考えられる状況としては、以下の通りです。
・硬い食べ物を頻繁に食べる
・指や舌で装置に触れる
・歯みがきが不十分
・不正咬合で負担がかかる
それぞれについて詳しく解説します。
硬い食べ物を頻繁に食べる
硬い食べ物は装置に過度な負担をかけます。特に前歯で直接噛むと、ブラケットが外れやすくなります。せんべいやナッツ類、固いパンなどは強く噛みやすいため要注意です。
また、ガムやキャラメルなどの粘着性のある食品が装置に付着すると張力が発生し、外れる原因となります。
指や舌で装置に触れる
装置への違和感から指や舌で触れてしまう習慣は装置を緩める原因となります。特に就寝中は無意識に舌で触れ続けるため、長時間の負担がかかります。

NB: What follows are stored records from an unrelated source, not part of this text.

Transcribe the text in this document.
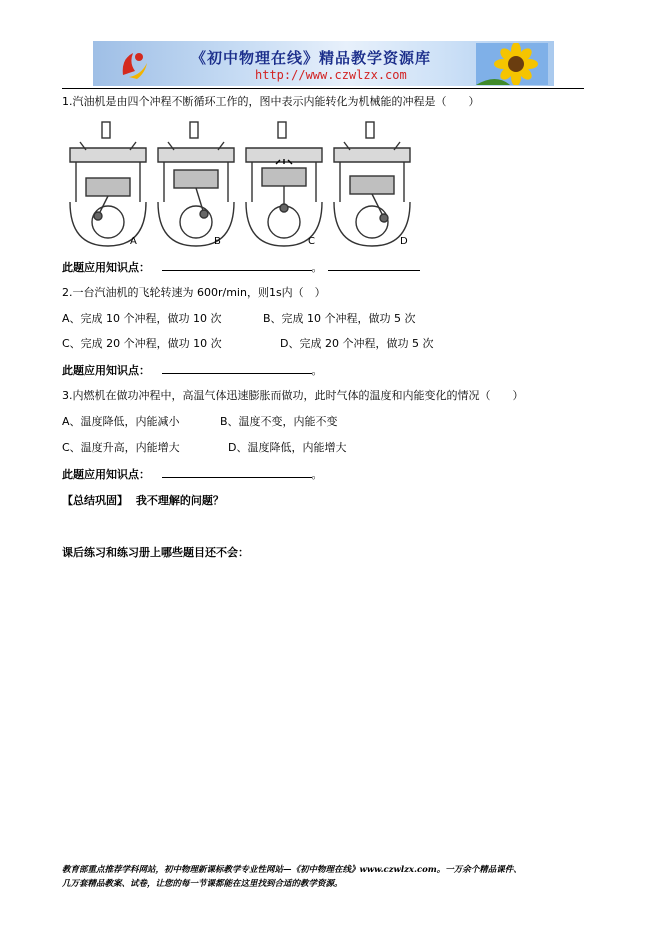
《初中物理在线》精品教学资源库
http://www.czwlzx.com
1.汽油机是由四个冲程不断循环工作的，图中表示内能转化为机械能的冲程是（　　）
A	B	C	D
此题应用知识点：	。
2.一台汽油机的飞轮转速为 600r/min，则1s内（　）
A、完成 10 个冲程，做功 10 次	B、完成 10 个冲程，做功 5 次
C、完成 20 个冲程，做功 10 次	D、完成 20 个冲程，做功 5 次
此题应用知识点：	。
3.内燃机在做功冲程中，高温气体迅速膨胀而做功，此时气体的温度和内能变化的情况（　　）
A、温度降低，内能减小	B、温度不变，内能不变
C、温度升高，内能增大	D、温度降低，内能增大
此题应用知识点：	。
【总结巩固】 我不理解的问题？
课后练习和练习册上哪些题目还不会：
教育部重点推荐学科网站，初中物理新课标教学专业性网站—《初中物理在线》www.czwlzx.com。一万余个精品课件、
几万套精品教案、试卷，让您的每一节课都能在这里找到合适的教学资源。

装置に気を取られて舌で触る、頬の内側で触る癖がある方は注意が必要です。違和感が続く場合は早めに歯科医院へ相談しましょう。
歯みがきが不十分
ブラケット周辺は歯垢が蓄積やすい場所です。この部分の清掃が不十分だと、装置との接着力が低下していきます。特に装置のまわりと歯ぐきの境目は丁寧に磨く必要があります。
歯ブラシだけでなく、歯間ブラシで装置の上下、フロスは装置の隙間に使用するなど、補助器具も活用しましょう。
不正咬合で負担がかかる
上下の歯の噛み合わせが深すぎたり、歯並びが乱れたりしていると装置に余分な力が加わります。特に上の前歯が下の前歯を深く覆うように噛む場合、食事の際にブラケットと歯が直接接触するケースもあります。

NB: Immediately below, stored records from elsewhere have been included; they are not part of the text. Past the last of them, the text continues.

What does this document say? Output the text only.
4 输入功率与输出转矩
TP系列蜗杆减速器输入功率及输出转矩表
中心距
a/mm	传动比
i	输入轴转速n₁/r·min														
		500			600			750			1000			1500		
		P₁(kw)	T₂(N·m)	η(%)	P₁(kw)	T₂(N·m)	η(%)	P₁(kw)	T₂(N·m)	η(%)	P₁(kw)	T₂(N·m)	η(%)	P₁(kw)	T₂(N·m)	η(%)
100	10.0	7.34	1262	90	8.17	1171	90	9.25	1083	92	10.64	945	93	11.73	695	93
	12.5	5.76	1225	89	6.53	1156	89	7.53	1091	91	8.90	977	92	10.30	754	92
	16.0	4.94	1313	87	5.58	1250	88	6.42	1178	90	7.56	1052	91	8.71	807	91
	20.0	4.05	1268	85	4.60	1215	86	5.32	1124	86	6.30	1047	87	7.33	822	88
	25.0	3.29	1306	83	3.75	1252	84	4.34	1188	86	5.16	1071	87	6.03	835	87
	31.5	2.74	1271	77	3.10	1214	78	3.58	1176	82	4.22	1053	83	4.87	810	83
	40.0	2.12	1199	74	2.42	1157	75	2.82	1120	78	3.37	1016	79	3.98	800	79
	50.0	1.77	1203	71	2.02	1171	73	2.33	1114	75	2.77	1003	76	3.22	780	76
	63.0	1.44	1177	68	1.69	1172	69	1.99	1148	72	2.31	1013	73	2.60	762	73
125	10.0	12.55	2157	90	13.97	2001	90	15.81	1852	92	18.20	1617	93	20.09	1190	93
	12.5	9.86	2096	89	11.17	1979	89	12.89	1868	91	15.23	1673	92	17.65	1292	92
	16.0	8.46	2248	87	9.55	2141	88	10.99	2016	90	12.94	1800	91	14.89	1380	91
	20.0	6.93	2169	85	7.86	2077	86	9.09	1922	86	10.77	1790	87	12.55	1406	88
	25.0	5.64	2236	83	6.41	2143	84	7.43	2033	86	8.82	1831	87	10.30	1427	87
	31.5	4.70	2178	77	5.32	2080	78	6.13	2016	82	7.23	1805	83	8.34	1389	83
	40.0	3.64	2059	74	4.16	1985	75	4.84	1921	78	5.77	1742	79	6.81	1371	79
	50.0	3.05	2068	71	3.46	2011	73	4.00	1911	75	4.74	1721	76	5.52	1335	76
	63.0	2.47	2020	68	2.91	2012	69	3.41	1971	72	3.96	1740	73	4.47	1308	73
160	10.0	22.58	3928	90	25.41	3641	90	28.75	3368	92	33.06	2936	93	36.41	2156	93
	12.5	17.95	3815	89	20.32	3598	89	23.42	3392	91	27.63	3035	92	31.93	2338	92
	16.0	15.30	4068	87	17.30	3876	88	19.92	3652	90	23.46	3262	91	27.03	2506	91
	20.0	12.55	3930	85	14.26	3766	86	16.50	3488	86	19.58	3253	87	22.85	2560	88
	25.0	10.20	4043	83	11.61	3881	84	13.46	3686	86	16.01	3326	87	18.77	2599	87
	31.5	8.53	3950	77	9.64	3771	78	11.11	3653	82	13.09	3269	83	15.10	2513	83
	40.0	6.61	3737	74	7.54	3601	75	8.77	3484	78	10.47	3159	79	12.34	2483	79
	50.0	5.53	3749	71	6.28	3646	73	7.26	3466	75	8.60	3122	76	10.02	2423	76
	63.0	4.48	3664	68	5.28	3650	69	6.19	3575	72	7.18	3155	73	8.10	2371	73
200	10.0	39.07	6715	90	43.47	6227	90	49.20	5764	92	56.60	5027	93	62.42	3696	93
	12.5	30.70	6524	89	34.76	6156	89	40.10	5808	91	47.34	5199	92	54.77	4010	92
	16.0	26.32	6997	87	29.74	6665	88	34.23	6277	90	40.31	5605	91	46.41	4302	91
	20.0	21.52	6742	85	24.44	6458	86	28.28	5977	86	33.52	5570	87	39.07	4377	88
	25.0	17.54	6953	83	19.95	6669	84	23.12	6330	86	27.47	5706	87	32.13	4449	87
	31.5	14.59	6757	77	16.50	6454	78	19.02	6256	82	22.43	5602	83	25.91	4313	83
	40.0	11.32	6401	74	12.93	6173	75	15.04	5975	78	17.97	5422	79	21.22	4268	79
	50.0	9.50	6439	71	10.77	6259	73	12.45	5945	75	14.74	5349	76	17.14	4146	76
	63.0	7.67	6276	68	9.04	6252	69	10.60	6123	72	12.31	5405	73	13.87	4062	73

また、治療の過程で歯が移動すると、装置にかかる力の方向も変化するため、外れるリスクが高まります。
当院では、予防的なケア方法や装置の正しい使用方法を丁寧に説明いたします。また、マルチブラケットが外れた際はすぐにご連絡ください。
Q1:ブラケットを誤って飲み込んでしまった場合はどうすればよいですか?
A1:特に症状がなければ数日後に自然に排泄されるため、大きな心配は不要です。ブラケットは小さな装置なので、消化管への影響も極めて低いとされています。ただし、むせたりせき込んだりする場合は要注意です。いずれの場合も、まずかかりつけの歯科医院に連絡し、指示に従いましょう。
Q2:ブラケットが1回外れただけでも、治療に影響がありますか?
A2:1回外れること自体は珍しくありません。ただし、短期間に何度も外れる場合や、頻繁に外れる場合は治療効果が得られにくく、治療期間が延びる可能性があります。気になる場合は早めに歯科医院に相談しましょう。